A bit of a backstory first. My friend recommended this game to me about a year ago. Promised me it was a nice, easy, relaxing game. I tried it once, died in the abandoned mine shaft, tried again, and got shot by some guy way off screen. I put it down, said "f this," and forgot about it. Recently, while I was going through my library, I saw this game and decided to try it out again. I was immediately hooked. What had previously been a hellish game with no appeal became one of my favourites. Within a month, I had racked up 100 hours, and I’m sure I’ll have many more by the time any of you read this.
Anyways, back to the review. On the surface, this game is a simple roguelike: go downwards through various procedurally generated biomes, and kill a boss at the end. There is no okay, maybe some... meta progression. Every time you die, you completely restart. Everything you worked so hard to build disappears. Sounds punishing, right? That's only scratching the surface.
But here's the thing. Noita is a lie. It is so much more than that. While the simple pitch is enough to intrigue some, it's what's hidden beneath the surface that truly defines the experience. The world is fully simulated, from pixel-level physics to chemistry interactions between materials. Water reacts with lava, oil ignites, gas explodes, and acid eats through terrain. You don’t just cast spells, but you craft them from scratch, combining effects and triggers in a system that resembles programming more than traditional gameplay.

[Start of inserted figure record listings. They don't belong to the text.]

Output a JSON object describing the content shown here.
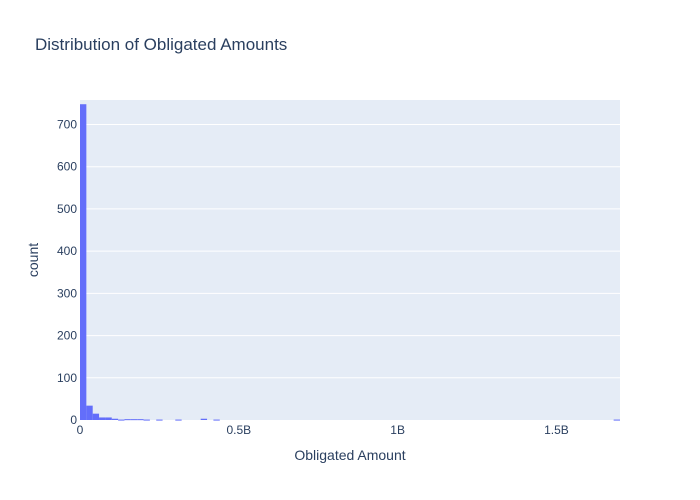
{
  "chart_data": {
    "type": "bar",
    "title": "Distribution of Obligated Amounts",
    "xlabel": "Obligated Amount",
    "ylabel": "count",
    "bin_size": 20000000,
    "xlim": [
      0,
      1700000000
    ],
    "ylim": [
      0,
      750
    ],
    "x_ticks": [
      {
        "value": 0,
        "label": "0"
      },
      {
        "value": 500000000,
        "label": "0.5B"
      },
      {
        "value": 1000000000,
        "label": "1B"
      },
      {
        "value": 1500000000,
        "label": "1.5B"
      }
    ],
    "y_ticks": [
      0,
      100,
      200,
      300,
      400,
      500,
      600,
      700
    ],
    "bins": [
      {
        "start": 0,
        "count": 748
      },
      {
        "start": 20000000,
        "count": 34
      },
      {
        "start": 40000000,
        "count": 15
      },
      {
        "start": 60000000,
        "count": 6
      },
      {
        "start": 80000000,
        "count": 6
      },
      {
        "start": 100000000,
        "count": 3
      },
      {
        "start": 120000000,
        "count": 1
      },
      {
        "start": 140000000,
        "count": 2
      },
      {
        "start": 160000000,
        "count": 2
      },
      {
        "start": 180000000,
        "count": 2
      },
      {
        "start": 200000000,
        "count": 1
      },
      {
        "start": 240000000,
        "count": 1
      },
      {
        "start": 300000000,
        "count": 1
      },
      {
        "start": 380000000,
        "count": 3
      },
      {
        "start": 420000000,
        "count": 1
      },
      {
        "start": 1680000000,
        "count": 1
      }
    ],
    "grid": true,
    "colors": {
      "bar": "#636efa",
      "plot_bg": "#e5ecf6",
      "grid": "#ffffff",
      "text": "#2a3f5f"
    }
  }
}
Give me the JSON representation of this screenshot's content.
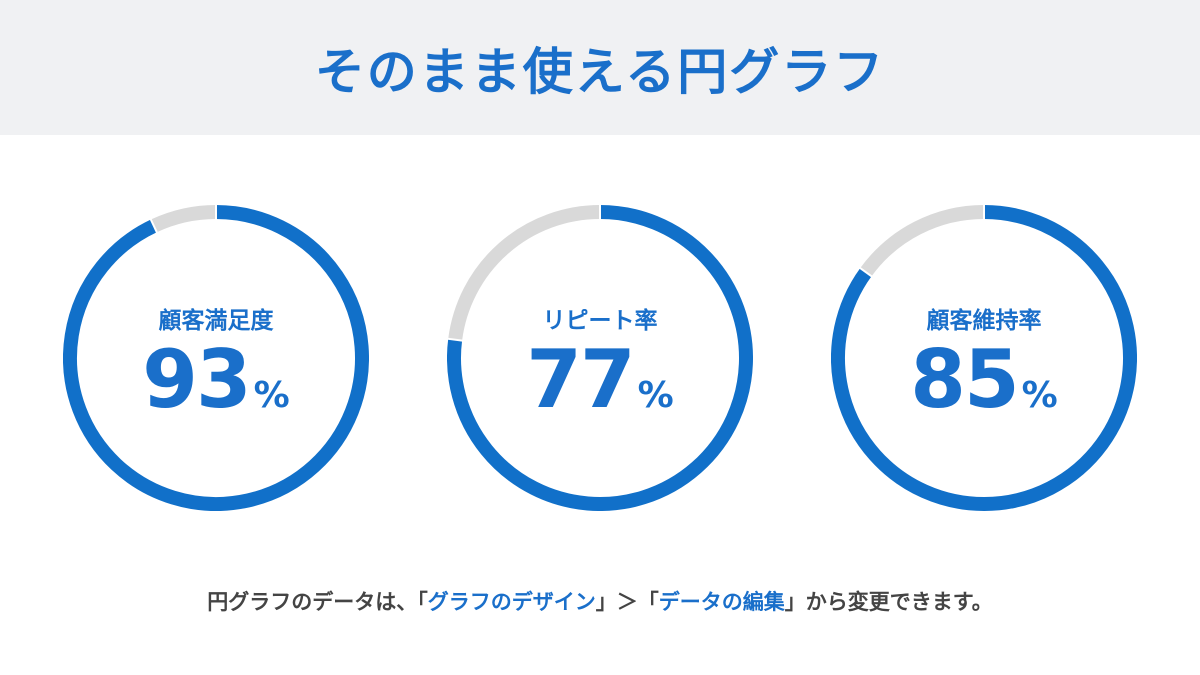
{
  "header": {
    "title": "そのまま使える円グラフ"
  },
  "colors": {
    "accent": "#1170c9",
    "remainder": "#d9d9d9",
    "header_bg": "#f0f1f3"
  },
  "chart_data": [
    {
      "type": "pie",
      "variant": "donut",
      "label": "顧客満足度",
      "value": 93,
      "unit": "%",
      "values": [
        93,
        7
      ]
    },
    {
      "type": "pie",
      "variant": "donut",
      "label": "リピート率",
      "value": 77,
      "unit": "%",
      "values": [
        77,
        23
      ]
    },
    {
      "type": "pie",
      "variant": "donut",
      "label": "顧客維持率",
      "value": 85,
      "unit": "%",
      "values": [
        85,
        15
      ]
    }
  ],
  "footer": {
    "prefix": "円グラフのデータは、「",
    "link1": "グラフのデザイン",
    "middle": "」＞「",
    "link2": "データの編集",
    "suffix": "」から変更できます。"
  }
}
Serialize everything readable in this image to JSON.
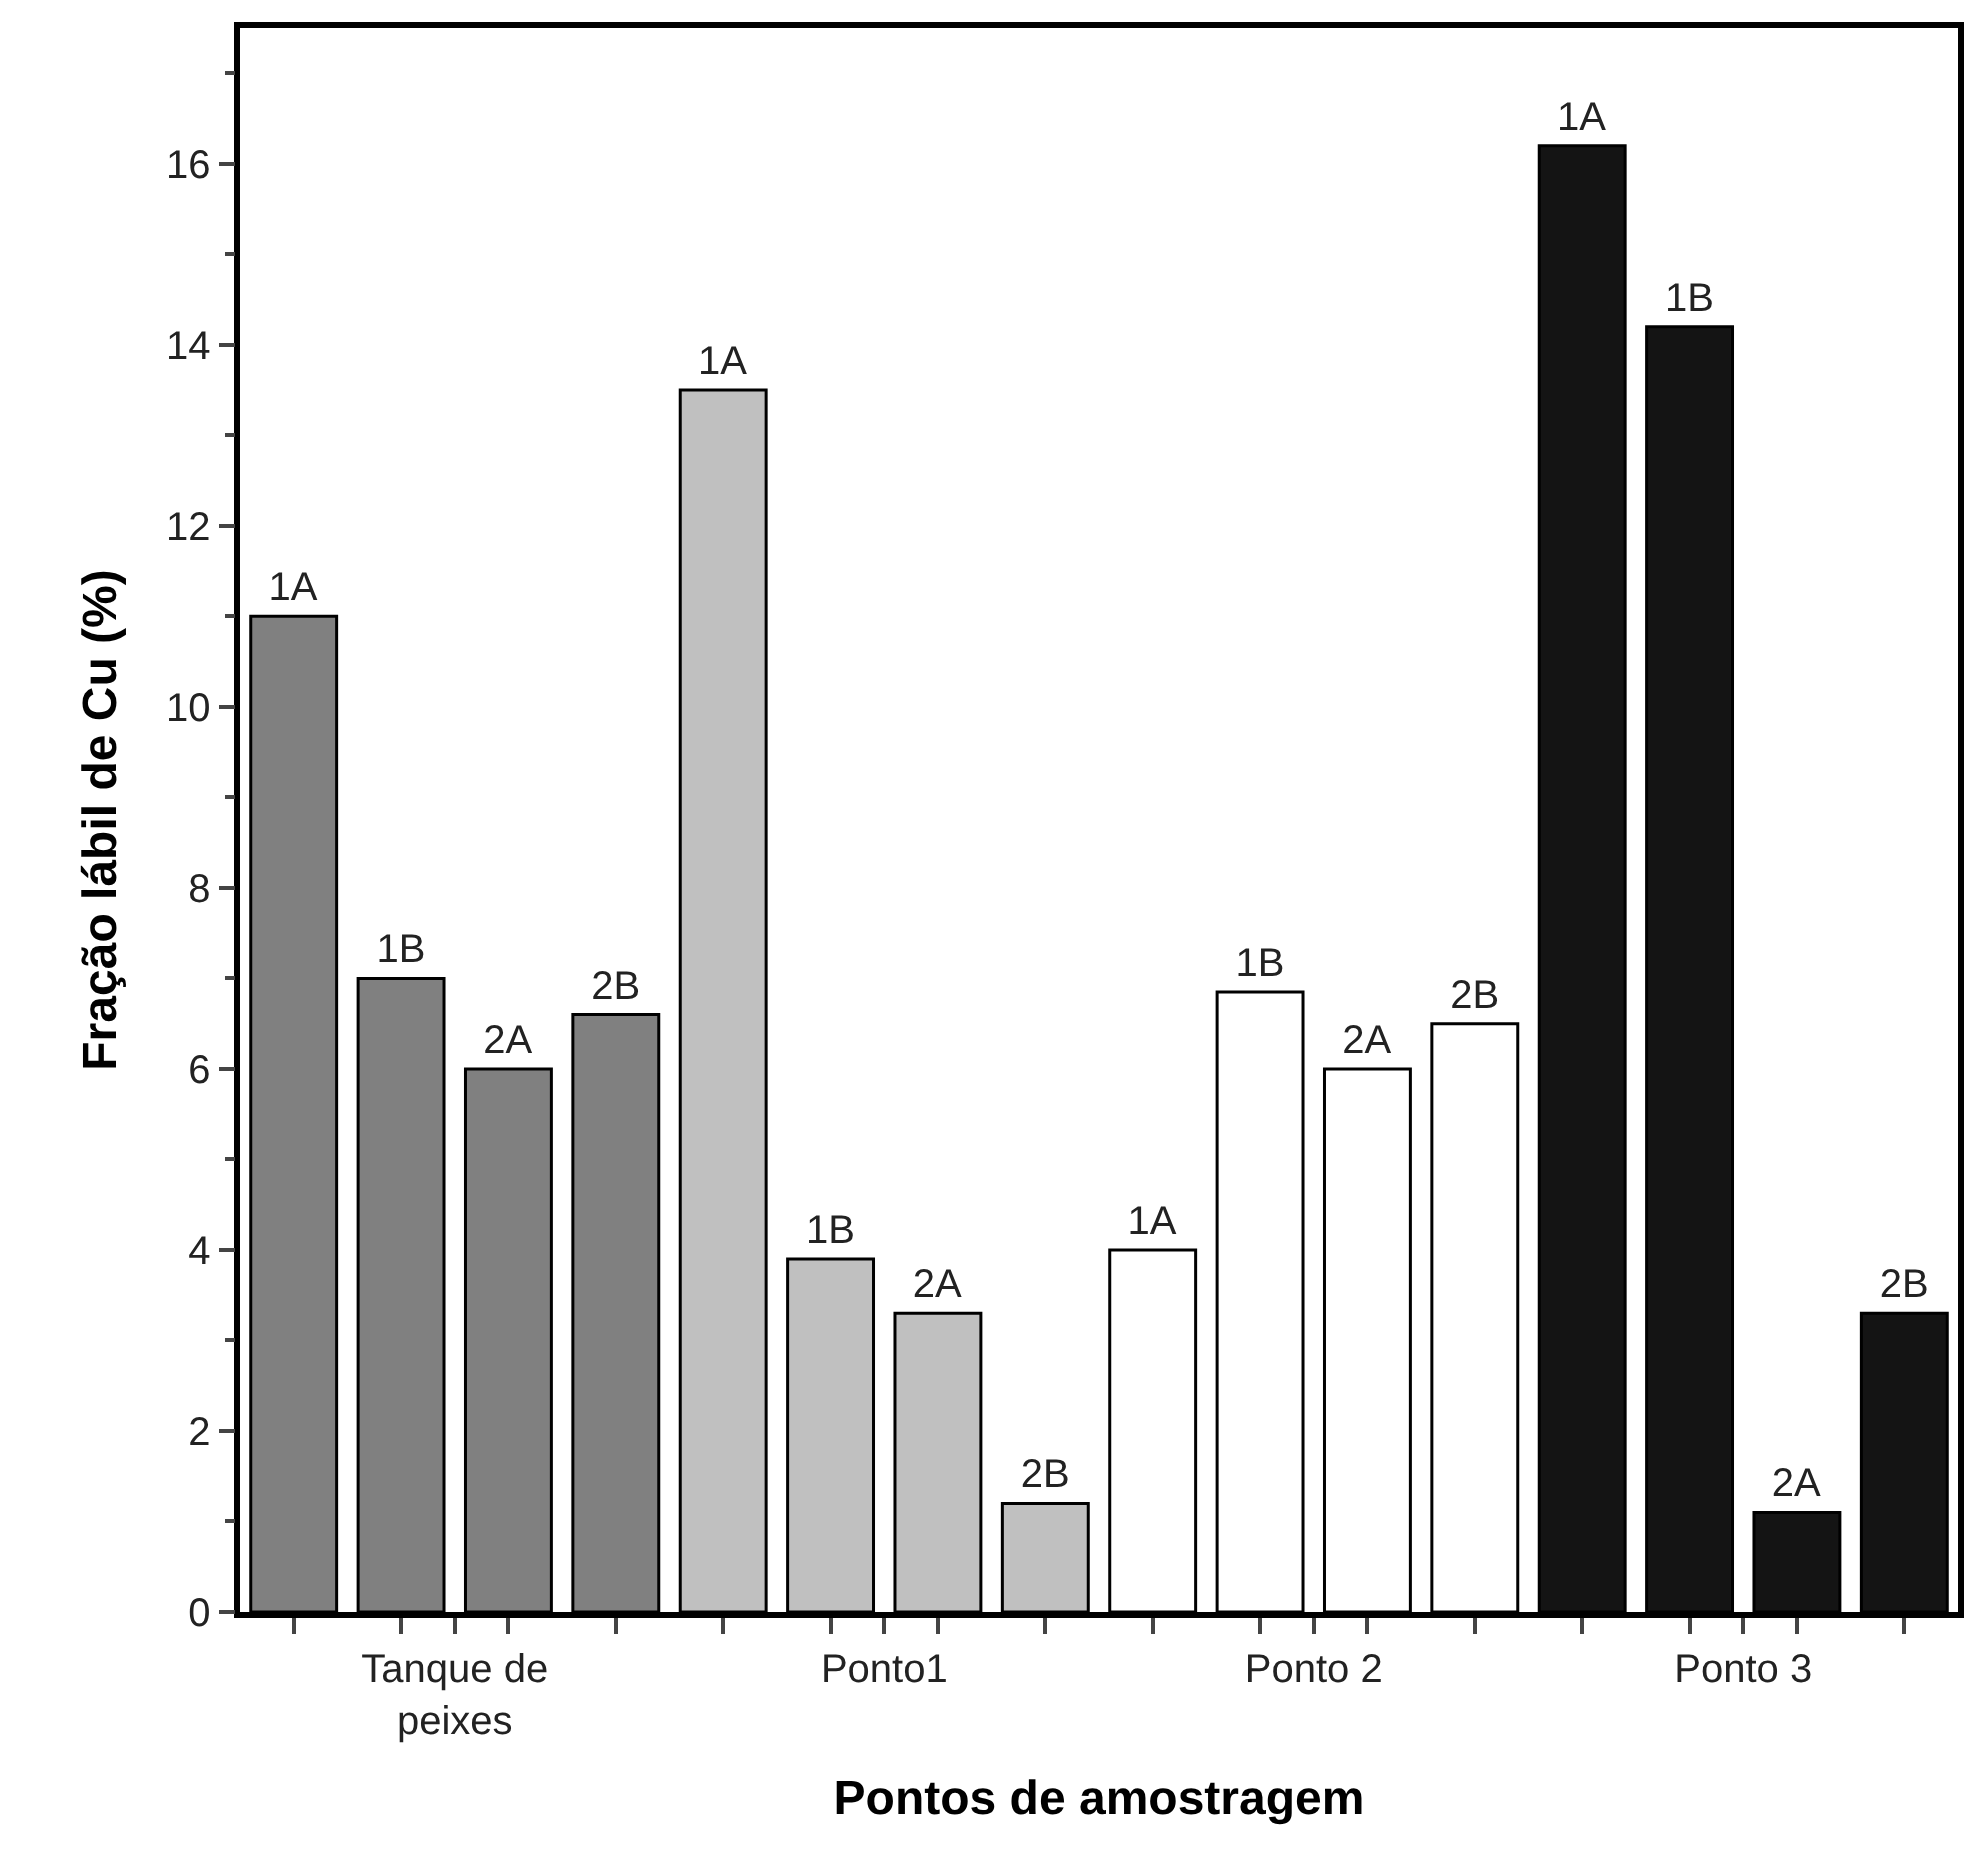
{
  "chart_data": {
    "type": "bar",
    "xlabel": "Pontos de amostragem",
    "ylabel": "Fração lábil de Cu (%)",
    "categories": [
      "Tanque de\npeixes",
      "Ponto1",
      "Ponto 2",
      "Ponto 3"
    ],
    "series": [
      {
        "name": "1A",
        "colors": [
          "#808080",
          "#c0c0c0",
          "#ffffff",
          "#141414"
        ],
        "values": [
          11.0,
          13.5,
          4.0,
          16.2
        ]
      },
      {
        "name": "1B",
        "colors": [
          "#808080",
          "#c0c0c0",
          "#ffffff",
          "#141414"
        ],
        "values": [
          7.0,
          3.9,
          6.85,
          14.2
        ]
      },
      {
        "name": "2A",
        "colors": [
          "#808080",
          "#c0c0c0",
          "#ffffff",
          "#141414"
        ],
        "values": [
          6.0,
          3.3,
          6.0,
          1.1
        ]
      },
      {
        "name": "2B",
        "colors": [
          "#808080",
          "#c0c0c0",
          "#ffffff",
          "#141414"
        ],
        "values": [
          6.6,
          1.2,
          6.5,
          3.3
        ]
      }
    ],
    "ylim": [
      0,
      17.5
    ],
    "yticks": [
      0,
      2,
      4,
      6,
      8,
      10,
      12,
      14,
      16
    ]
  }
}
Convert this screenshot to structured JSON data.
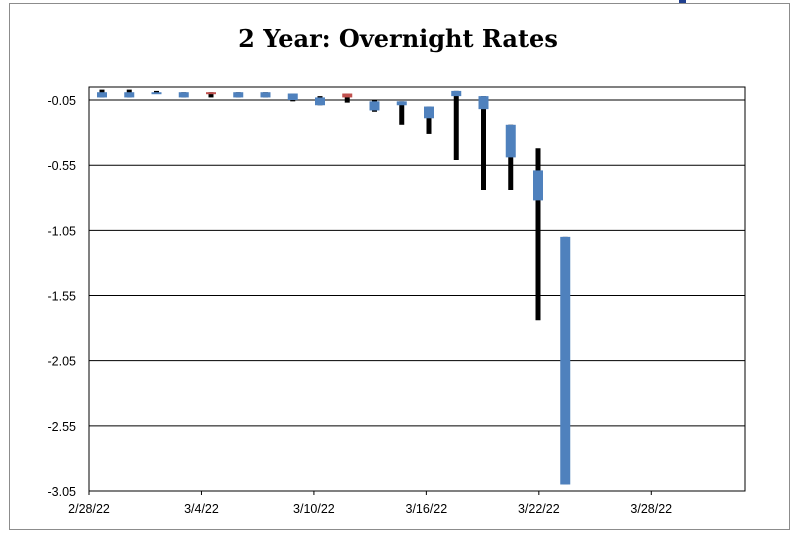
{
  "chart_data": {
    "type": "candlestick",
    "title": "2 Year:  Overnight Rates",
    "xlabel": "",
    "ylabel": "",
    "ylim": [
      -3.05,
      0.05
    ],
    "y_ticks": [
      "-0.05",
      "-0.55",
      "-1.05",
      "-1.55",
      "-2.05",
      "-2.55",
      "-3.05"
    ],
    "y_tick_values": [
      -0.05,
      -0.55,
      -1.05,
      -1.55,
      -2.05,
      -2.55,
      -3.05
    ],
    "x_ticks": [
      "2/28/22",
      "3/4/22",
      "3/10/22",
      "3/16/22",
      "3/22/22",
      "3/28/22"
    ],
    "x_tick_offsets": [
      0,
      6,
      12,
      18,
      24,
      30
    ],
    "x_range_days": [
      0,
      35
    ],
    "grid": true,
    "colors": {
      "up": "#4f81bd",
      "down": "#c0504d",
      "wick": "#000000",
      "grid": "#000000"
    },
    "candles": [
      {
        "date": "2/28/22",
        "open": 0.01,
        "close": -0.03,
        "high": 0.03,
        "low": -0.03
      },
      {
        "date": "3/1/22",
        "open": 0.01,
        "close": -0.03,
        "high": 0.03,
        "low": -0.03
      },
      {
        "date": "3/2/22",
        "open": 0.01,
        "close": 0.0,
        "high": 0.02,
        "low": 0.0
      },
      {
        "date": "3/3/22",
        "open": 0.01,
        "close": -0.03,
        "high": 0.01,
        "low": -0.03
      },
      {
        "date": "3/4/22",
        "open": 0.0,
        "close": 0.01,
        "high": 0.01,
        "low": -0.03
      },
      {
        "date": "3/7/22",
        "open": 0.01,
        "close": -0.03,
        "high": 0.01,
        "low": -0.03
      },
      {
        "date": "3/8/22",
        "open": 0.01,
        "close": -0.03,
        "high": 0.01,
        "low": -0.03
      },
      {
        "date": "3/9/22",
        "open": 0.0,
        "close": -0.05,
        "high": 0.0,
        "low": -0.06
      },
      {
        "date": "3/10/22",
        "open": -0.03,
        "close": -0.09,
        "high": -0.02,
        "low": -0.09
      },
      {
        "date": "3/11/22",
        "open": -0.03,
        "close": 0.0,
        "high": 0.0,
        "low": -0.07
      },
      {
        "date": "3/14/22",
        "open": -0.06,
        "close": -0.13,
        "high": -0.05,
        "low": -0.14
      },
      {
        "date": "3/15/22",
        "open": -0.06,
        "close": -0.09,
        "high": -0.06,
        "low": -0.24
      },
      {
        "date": "3/16/22",
        "open": -0.1,
        "close": -0.19,
        "high": -0.1,
        "low": -0.31
      },
      {
        "date": "3/17/22",
        "open": 0.02,
        "close": -0.02,
        "high": 0.02,
        "low": -0.51
      },
      {
        "date": "3/18/22",
        "open": -0.02,
        "close": -0.12,
        "high": -0.02,
        "low": -0.74
      },
      {
        "date": "3/21/22",
        "open": -0.24,
        "close": -0.49,
        "high": -0.24,
        "low": -0.74
      },
      {
        "date": "3/22/22",
        "open": -0.59,
        "close": -0.82,
        "high": -0.42,
        "low": -1.74
      },
      {
        "date": "3/23/22",
        "open": -1.1,
        "close": -3.0,
        "high": -1.1,
        "low": -3.0
      }
    ]
  }
}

It’s complex, it’s overwhelming, and it’s brilliant.
And the secrets. My god, the secrets. Whole parallel worlds, cryptic riddles, alternate endings, even hand-placed lore and cryptic in-game messages that reward those willing to deep-dive. There are hidden temples, golden zones, god-killing artifacts, and puzzles that have taken the entire community years to unravel. The community around this game feels more like an ARG than a player base sometimes. You'll end up reading wikis, watching hour-long breakdowns, and sketching theories, and somehow that just makes it better.
Noita doesn’t hold your hand. It doesn’t even tell you where the hands are but i will! there are in the snowy depths. you feel like kicking them . But if you’re the kind of person who finds joy in experimentation, in mystery, in finding chaos and crafting control from it, then this game will consume you in the best way. Every run is a new lesson, every death a cruel but necessary teacher.
And let me be absolutely clear: you will die. A lot. Not in a fun "haha whoops" kind of way, but in a soul-crushing, controller-throwing, "what the hell just killed me" kind of way. You will perish to things you didn’t see, didn’t understand, and didn’t even know existed. You’ll ignite yourself with your own fire trail, drown in toxic sludge, get polymorphed into a sheep and kicked into lava. And perhaps the most unfair of all, enemies can and will pick up wands. Sometimes those wands have nukes on them. And sometimes you’ll be walking along, minding your business, when an enemy off-screen decides to shoot a planet-destroying spell in your general direction. Instant death. Zero warning. Pure chaos.
And yet, somehow, you’ll crawl back for more.
Just... don’t believe your friend when they say it’s relaxing.